Find the area between the curves: $y=x+1, y=-3x+13,y=-\frac{1}{3}x-\frac{1}{3}$

Question

Find the area between the curves: $$y=x+1$$

$$y=-3x+13$$ $$y=-\frac{1}{3}x-\frac{1}{3}$$

I see this when I graph it, and it's not easy for me to understand what variable I should integrate with.

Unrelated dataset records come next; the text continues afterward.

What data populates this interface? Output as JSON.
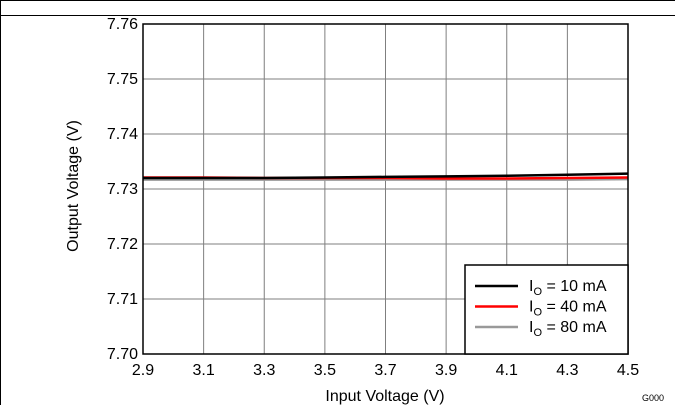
{
  "chart_data": {
    "type": "line",
    "title": "",
    "xlabel": "Input Voltage (V)",
    "ylabel": "Output Voltage (V)",
    "xlim": [
      2.9,
      4.5
    ],
    "ylim": [
      7.7,
      7.76
    ],
    "xticks": [
      "2.9",
      "3.1",
      "3.3",
      "3.5",
      "3.7",
      "3.9",
      "4.1",
      "4.3",
      "4.5"
    ],
    "yticks": [
      "7.70",
      "7.71",
      "7.72",
      "7.73",
      "7.74",
      "7.75",
      "7.76"
    ],
    "grid": true,
    "legend_position": "bottom-right",
    "figure_id": "G000",
    "x": [
      2.9,
      3.1,
      3.3,
      3.5,
      3.7,
      3.9,
      4.1,
      4.3,
      4.5
    ],
    "series": [
      {
        "label_main": "I",
        "label_sub": "O",
        "label_rest": " = 10 mA",
        "color": "#000000",
        "values": [
          7.732,
          7.732,
          7.732,
          7.7321,
          7.7322,
          7.7323,
          7.7324,
          7.7326,
          7.7328
        ]
      },
      {
        "label_main": "I",
        "label_sub": "O",
        "label_rest": " = 40 mA",
        "color": "#ff0000",
        "values": [
          7.7321,
          7.7321,
          7.732,
          7.732,
          7.732,
          7.7319,
          7.7319,
          7.732,
          7.7321
        ]
      },
      {
        "label_main": "I",
        "label_sub": "O",
        "label_rest": " = 80 mA",
        "color": "#999999",
        "values": [
          7.7317,
          7.7317,
          7.7317,
          7.7317,
          7.7317,
          7.7317,
          7.7317,
          7.7317,
          7.7318
        ]
      }
    ]
  }
}
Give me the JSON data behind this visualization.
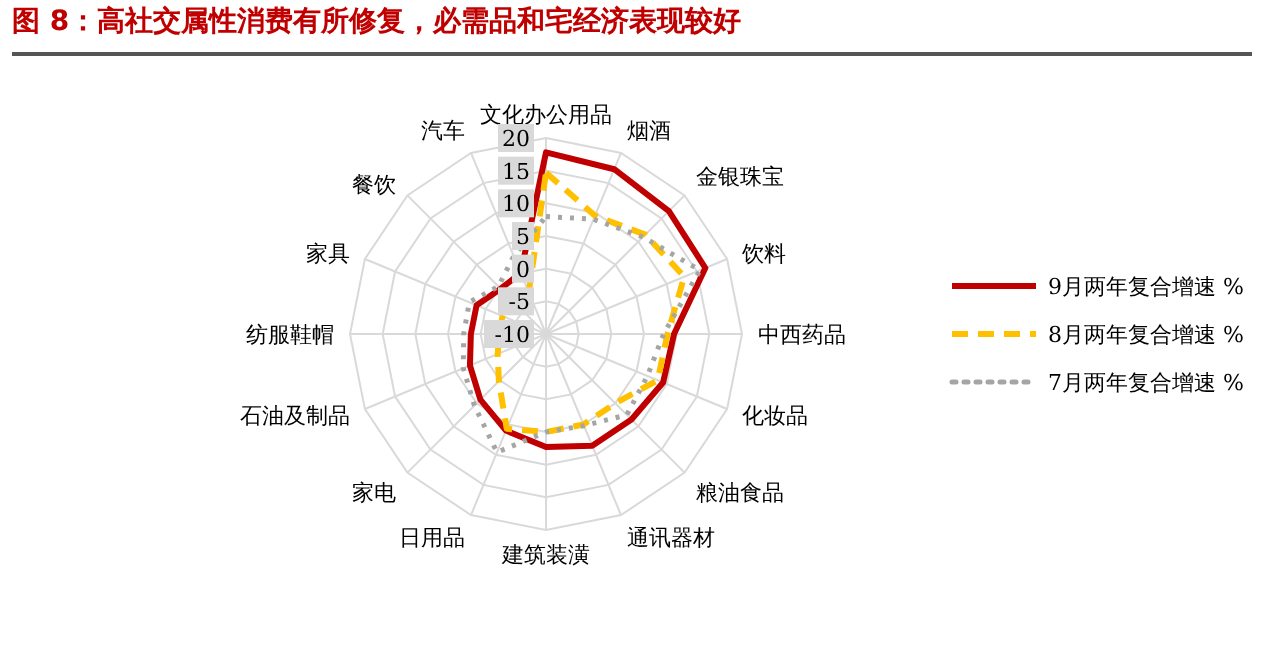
{
  "chart_data": {
    "type": "radar",
    "title": "图 8：高社交属性消费有所修复，必需品和宅经济表现较好",
    "categories": [
      "文化办公用品",
      "烟酒",
      "金银珠宝",
      "饮料",
      "中西药品",
      "化妆品",
      "粮油食品",
      "通讯器材",
      "建筑装潢",
      "日用品",
      "家电",
      "石油及制品",
      "纺服鞋帽",
      "家具",
      "餐饮",
      "汽车"
    ],
    "series": [
      {
        "name": "9月两年复合增速 %",
        "color": "#c00000",
        "line_style": "solid",
        "values": [
          17.8,
          17.3,
          16.6,
          16.4,
          9.6,
          9.4,
          8.5,
          8.5,
          7.3,
          6,
          4.2,
          2.6,
          1.5,
          1.5,
          -0.2,
          0.1
        ]
      },
      {
        "name": "8月两年复合增速 %",
        "color": "#ffc000",
        "line_style": "dashed",
        "values": [
          14.7,
          9.6,
          11.5,
          12.9,
          8.6,
          8.5,
          5,
          5,
          5,
          5.7,
          0.2,
          -2,
          -2.8,
          -2.8,
          -2.4,
          -3.1
        ]
      },
      {
        "name": "7月两年复合增速 %",
        "color": "#a5a5a5",
        "line_style": "dotted",
        "values": [
          8,
          9,
          11,
          15.5,
          8,
          6.8,
          7.5,
          5.2,
          5,
          9.6,
          5.5,
          3.7,
          2.6,
          2.7,
          0.3,
          2.9
        ]
      }
    ],
    "ylim": [
      -10,
      20
    ],
    "yticks": [
      -10,
      -5,
      0,
      5,
      10,
      15,
      20
    ],
    "grid": true,
    "legend": "right",
    "marker": "none"
  }
}
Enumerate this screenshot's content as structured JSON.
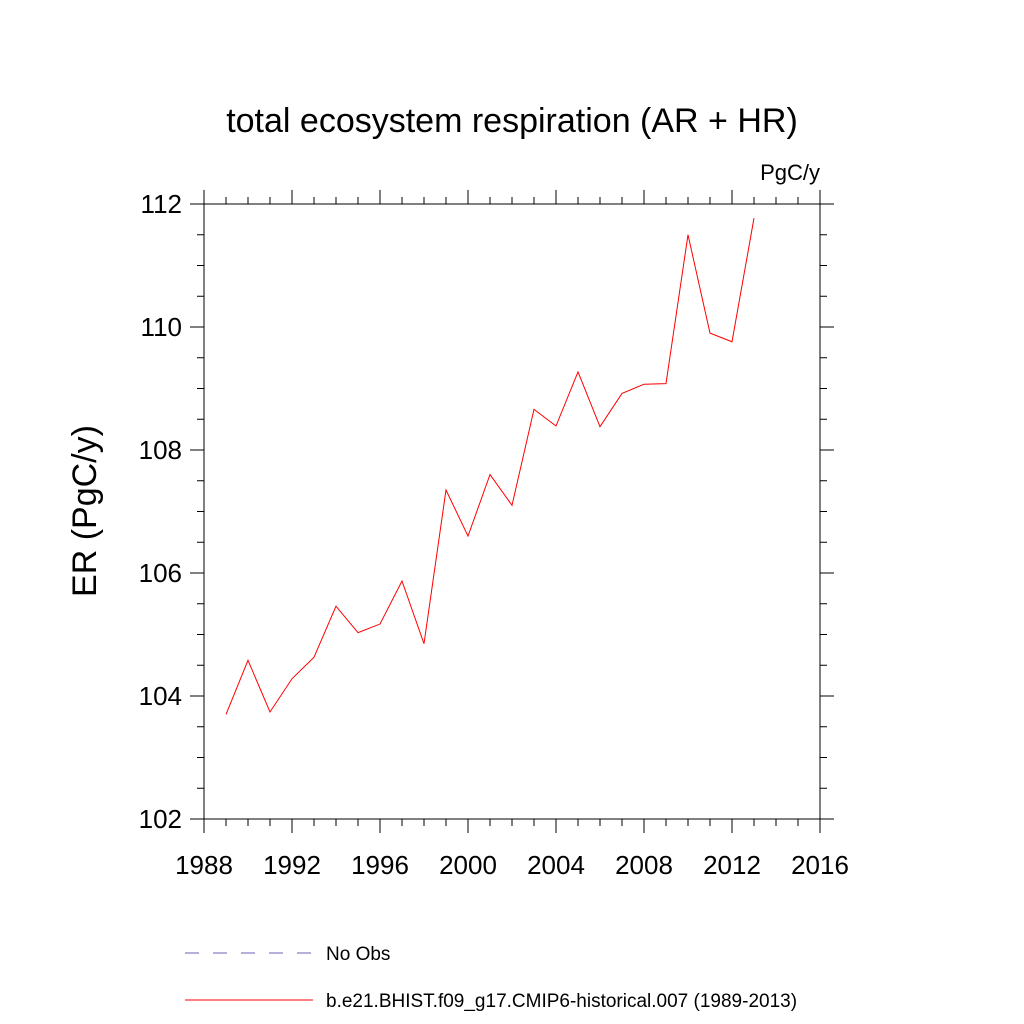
{
  "chart_data": {
    "type": "line",
    "title": "total ecosystem respiration (AR + HR)",
    "units": "PgC/y",
    "ylabel": "ER  (PgC/y)",
    "xlabel": "",
    "xlim": [
      1988,
      2016
    ],
    "ylim": [
      102,
      112
    ],
    "xticks": [
      1988,
      1992,
      1996,
      2000,
      2004,
      2008,
      2012,
      2016
    ],
    "yticks": [
      102,
      104,
      106,
      108,
      110,
      112
    ],
    "grid": false,
    "legend_position": "bottom",
    "series": [
      {
        "name": "b.e21.BHIST.f09_g17.CMIP6-historical.007 (1989-2013)",
        "color": "#ff0000",
        "style": "solid",
        "x": [
          1989,
          1990,
          1991,
          1992,
          1993,
          1994,
          1995,
          1996,
          1997,
          1998,
          1999,
          2000,
          2001,
          2002,
          2003,
          2004,
          2005,
          2006,
          2007,
          2008,
          2009,
          2010,
          2011,
          2012,
          2013
        ],
        "y": [
          103.7,
          104.58,
          103.74,
          104.28,
          104.63,
          105.46,
          105.03,
          105.17,
          105.87,
          104.85,
          107.35,
          106.6,
          107.6,
          107.1,
          108.66,
          108.39,
          109.27,
          108.38,
          108.92,
          109.07,
          109.08,
          111.5,
          109.9,
          109.76,
          111.77
        ]
      }
    ],
    "legend": [
      {
        "label": "No Obs",
        "color": "#6b5fb5",
        "style": "dashed"
      },
      {
        "label": "b.e21.BHIST.f09_g17.CMIP6-historical.007 (1989-2013)",
        "color": "#ff0000",
        "style": "solid"
      }
    ]
  }
}
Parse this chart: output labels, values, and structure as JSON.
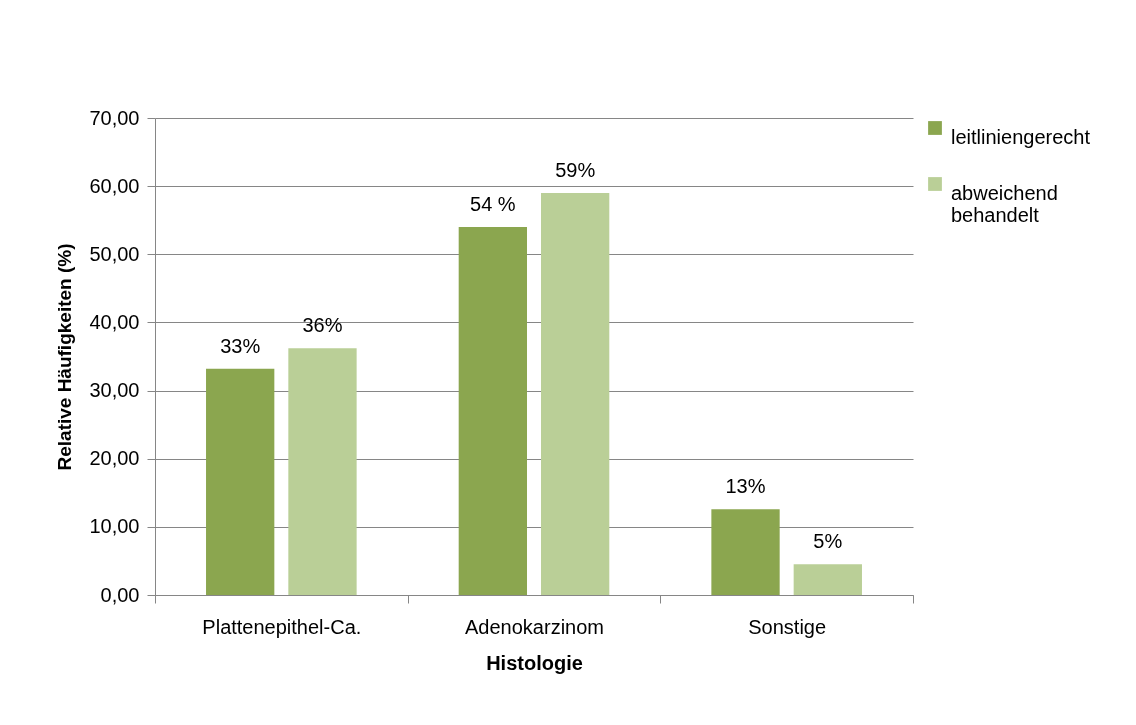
{
  "chart_data": {
    "type": "bar",
    "xlabel": "Histologie",
    "ylabel": "Relative Häufigkeiten (%)",
    "categories": [
      "Plattenepithel-Ca.",
      "Adenokarzinom",
      "Sonstige"
    ],
    "series": [
      {
        "name": "leitliniengerecht",
        "color": "#8ba64f",
        "values": [
          33.2,
          54.0,
          12.6
        ],
        "value_labels": [
          "33%",
          "54 %",
          "13%"
        ]
      },
      {
        "name": "abweichend behandelt",
        "color": "#bacf97",
        "values": [
          36.2,
          59.0,
          4.5
        ],
        "value_labels": [
          "36%",
          "59%",
          "5%"
        ]
      }
    ],
    "ylim": [
      0,
      70
    ],
    "yticks": [
      {
        "value": 0,
        "label": "0,00"
      },
      {
        "value": 10,
        "label": "10,00"
      },
      {
        "value": 20,
        "label": "20,00"
      },
      {
        "value": 30,
        "label": "30,00"
      },
      {
        "value": 40,
        "label": "40,00"
      },
      {
        "value": 50,
        "label": "50,00"
      },
      {
        "value": 60,
        "label": "60,00"
      },
      {
        "value": 70,
        "label": "70,00"
      }
    ],
    "grid": "y",
    "legend": "right"
  }
}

Any suggestions?

Answer 1

$$S=\int_{-1}^5(f_H(x)-f_L(x))dx,$$ $$f_L(x) = f_3(x) = -\frac13x-\frac13,$$ $$f_H(x) = \begin{cases} f_1(x) = x+1, \text{ for } x\in(-1,3)\\ f_2(x) = -3x+13, \text{ for } x\in(3,5). \end{cases} $$ $$S=\int_{-1}^3(f_H(x)-f_L(x))dx + \int_{3}^5(f_H(x)-f_L(x))dx,$$ $$S=\int_{-1}^3(f_1(x)-f_3(x))dx + \int_{3}^5(f_2(x)-f_3(x))dx.$$

Answer 2

$$ I_1 = \int^0_{-1} (x+1)-\left(\frac{-1}{3}x-\frac{1}{3}\right)dx$$

$$ I_2=\int^3_{0}(x+1)-\left(\frac{-1}{3}x-\frac{1}{3}\right)dx$$

$$ I_3=\int^5_3 (-3x+13)-\left( \frac{-1}{3}x-\frac{1}{3} \right)dx$$

$$ A_{total}=I_1+I_2+I_3=?$$

Also notice that $I_1+I_2$ can be simplified to

$I_{1} + I_2=\int^3_{-1}(x+1)-\left(\frac{-1}{3}x-\frac{1}{3}\right)dx$

Answer 3

Partition the triangular region $R$ into $R_1$ and $R_2$ where

$$R_1=\left\{(x,y)\in\Bbb R^2:-1\leq x\leq 3 \text{ and }\frac{-x}{3}-\frac{1}{3}\leq y\leq x+1\right\}$$ and $$R_2=\left\{(x,y)\in\Bbb R^2:3\leq x\leq 5\text{ and } \frac{-x}{3}-\frac{1}{3}\leq y\leq -3x+13\right\}.$$ Denoting by $A_1$ and $A_2$ the corresponding areas of $R_1$ and $R_2$, we get

$$A_1=\int_{-1}^3\left[(x+1)-\left(\frac{-x}{3}-\frac{1}{3}\right)\right]dx$$ and $$A_2=\int_{3}^5\left[(-3x+13)-\left(\frac{-x}{3}-\frac{1}{3}\right)\right]dx.$$ The required area therefore is $$A=A_1+A_2.$$ Can you do the computations of $A_1$ and $A_2$?